Because the activation of each KAN layer can not be calculated using matrix multiplication, training a KAN is currently much slower than training a traditional neural network of comparable size. It is the author’s hope, however, that the increased accuracy of KANs will allow smaller networks to be used in many cases, offsetting most increased training time; and that the interpretability of KANs will more than justify whatever aditional training time remains.

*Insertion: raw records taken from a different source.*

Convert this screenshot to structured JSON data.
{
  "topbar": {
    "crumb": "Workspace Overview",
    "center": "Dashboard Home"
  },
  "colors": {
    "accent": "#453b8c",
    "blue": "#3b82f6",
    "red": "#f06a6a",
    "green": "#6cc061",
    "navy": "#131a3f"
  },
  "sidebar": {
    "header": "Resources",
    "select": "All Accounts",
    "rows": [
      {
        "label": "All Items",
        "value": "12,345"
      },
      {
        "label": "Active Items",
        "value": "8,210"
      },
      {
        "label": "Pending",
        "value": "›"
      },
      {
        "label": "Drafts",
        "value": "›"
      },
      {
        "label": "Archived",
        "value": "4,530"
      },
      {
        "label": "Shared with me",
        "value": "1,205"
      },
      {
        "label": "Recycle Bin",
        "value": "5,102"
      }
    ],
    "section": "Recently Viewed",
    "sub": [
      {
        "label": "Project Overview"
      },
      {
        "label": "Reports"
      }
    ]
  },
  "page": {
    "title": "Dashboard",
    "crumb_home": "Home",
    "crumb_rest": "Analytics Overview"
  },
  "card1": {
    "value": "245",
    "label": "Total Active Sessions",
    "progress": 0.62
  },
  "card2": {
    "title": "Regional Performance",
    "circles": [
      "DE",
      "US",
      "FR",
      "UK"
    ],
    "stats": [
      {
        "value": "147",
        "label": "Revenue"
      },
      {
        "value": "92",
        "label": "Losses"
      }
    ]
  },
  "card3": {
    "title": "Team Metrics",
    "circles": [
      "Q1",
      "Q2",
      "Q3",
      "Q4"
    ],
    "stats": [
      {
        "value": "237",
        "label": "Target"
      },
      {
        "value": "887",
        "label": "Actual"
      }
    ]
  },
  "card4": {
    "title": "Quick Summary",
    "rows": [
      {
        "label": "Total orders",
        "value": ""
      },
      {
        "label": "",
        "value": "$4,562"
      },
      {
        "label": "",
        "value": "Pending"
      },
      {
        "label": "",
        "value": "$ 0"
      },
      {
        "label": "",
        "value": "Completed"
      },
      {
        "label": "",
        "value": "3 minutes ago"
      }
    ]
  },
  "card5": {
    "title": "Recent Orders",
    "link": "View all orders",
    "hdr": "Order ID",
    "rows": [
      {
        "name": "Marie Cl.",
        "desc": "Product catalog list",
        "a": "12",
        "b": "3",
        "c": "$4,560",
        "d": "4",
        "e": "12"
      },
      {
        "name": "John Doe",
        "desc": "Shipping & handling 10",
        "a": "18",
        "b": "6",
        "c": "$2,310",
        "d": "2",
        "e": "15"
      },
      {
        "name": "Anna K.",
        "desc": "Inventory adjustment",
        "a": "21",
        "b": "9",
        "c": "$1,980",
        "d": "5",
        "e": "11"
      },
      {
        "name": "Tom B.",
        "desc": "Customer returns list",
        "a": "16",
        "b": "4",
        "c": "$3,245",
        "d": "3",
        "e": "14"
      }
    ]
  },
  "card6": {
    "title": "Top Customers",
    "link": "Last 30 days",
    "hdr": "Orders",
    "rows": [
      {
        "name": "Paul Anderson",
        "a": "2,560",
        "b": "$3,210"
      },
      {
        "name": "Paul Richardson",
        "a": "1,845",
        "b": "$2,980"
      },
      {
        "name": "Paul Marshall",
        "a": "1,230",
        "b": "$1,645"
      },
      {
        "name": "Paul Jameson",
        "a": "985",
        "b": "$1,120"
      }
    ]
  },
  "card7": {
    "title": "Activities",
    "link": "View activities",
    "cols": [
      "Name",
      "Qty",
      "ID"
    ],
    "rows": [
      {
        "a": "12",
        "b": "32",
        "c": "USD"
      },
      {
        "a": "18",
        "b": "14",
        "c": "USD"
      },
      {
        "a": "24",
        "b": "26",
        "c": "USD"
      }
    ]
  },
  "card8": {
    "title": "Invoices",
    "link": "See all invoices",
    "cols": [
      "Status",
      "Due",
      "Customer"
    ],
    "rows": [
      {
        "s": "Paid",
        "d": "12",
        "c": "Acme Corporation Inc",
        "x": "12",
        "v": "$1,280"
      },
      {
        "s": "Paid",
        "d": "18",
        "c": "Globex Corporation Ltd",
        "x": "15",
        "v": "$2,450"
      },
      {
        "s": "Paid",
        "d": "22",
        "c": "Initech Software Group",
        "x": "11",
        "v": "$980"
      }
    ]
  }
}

For more information on the theory behind this library and examples of problem-sets well suited to KANs, see the arXiv paper KAN: Kolmogorov-Arnold Neural Networks

§Examples

Build, train and save a full KAN regression model with a 2-dimensional input, 1 hidden layer with 3 nodes, and 1 output node, where each layer uses degree-4 B-splines with 5 coefficients (AKA control points):

use fekan::kan::{Kan, KanOptions, ModelType};
use fekan::{Sample, training_options::{TrainingOptions, EachEpoch}};
use tempfile::tempfile;



// initialize the model
let model_options = KanOptions{
    num_features: 2,
    layer_sizes: vec![3, 1],
    degree: 3,
    coef_size: 7,
    model_type: ModelType::Regression,
    class_map: None,
    embedding_options: None,
};
let mut untrained_model = Kan::new(&model_options);

// train the model
let training_data: Vec<Sample> = Vec::new();
/* Load training data */

let trained_model = fekan::train_model(untrained_model, &training_data, TrainingOptions::default())?;

// save the model
// both Kan and KanLayer implement the serde Serialize trait, so they can be saved to a file using any serde-compatible format
// here we use the ciborium crate to save the model in the CBOR format
let mut file = tempfile().unwrap();
ciborium::into_writer(&trained_model, &mut file)?;

Modules§

embedding_layer
Contains an embedding layer for optional inclusion in a KAN model.
kan
Contains the main struct of the library - Kan - which represents a full Kolmogorov-Arnold Network.
kan_layer
Contains the struct KanLayer, which represents a single layer of a Kolmogorov-Arnold Network.
layer_errors
Error types relating to the creation and manipulation of KanLayers
training_error
Contains the struct TrainingError representing an error encountered during training.
training_options
Options for training a model with crate::train_model.

Structs§

Sample
A sample of data to be used in training a model.

Functions§

preset_knot_ranges
Scan over the training data and adjust model knot ranges. This is equivalent to calling Kan::forward on each sample in the training data, then calling Kan::update_knots_from_samples with a knot_adaptivity of 0.0. This presetting helps avoid large amounts of training inputs falling outside the knot ranges, which can cause the model to fail to converge.
train_model
Train the provided model with the provided data.
validate_model
Calculates the loss of the model on the provided validation data. If the model is a classification model, the cross entropy loss is calculated. If the model is a regression model, the mean squared error is calculated.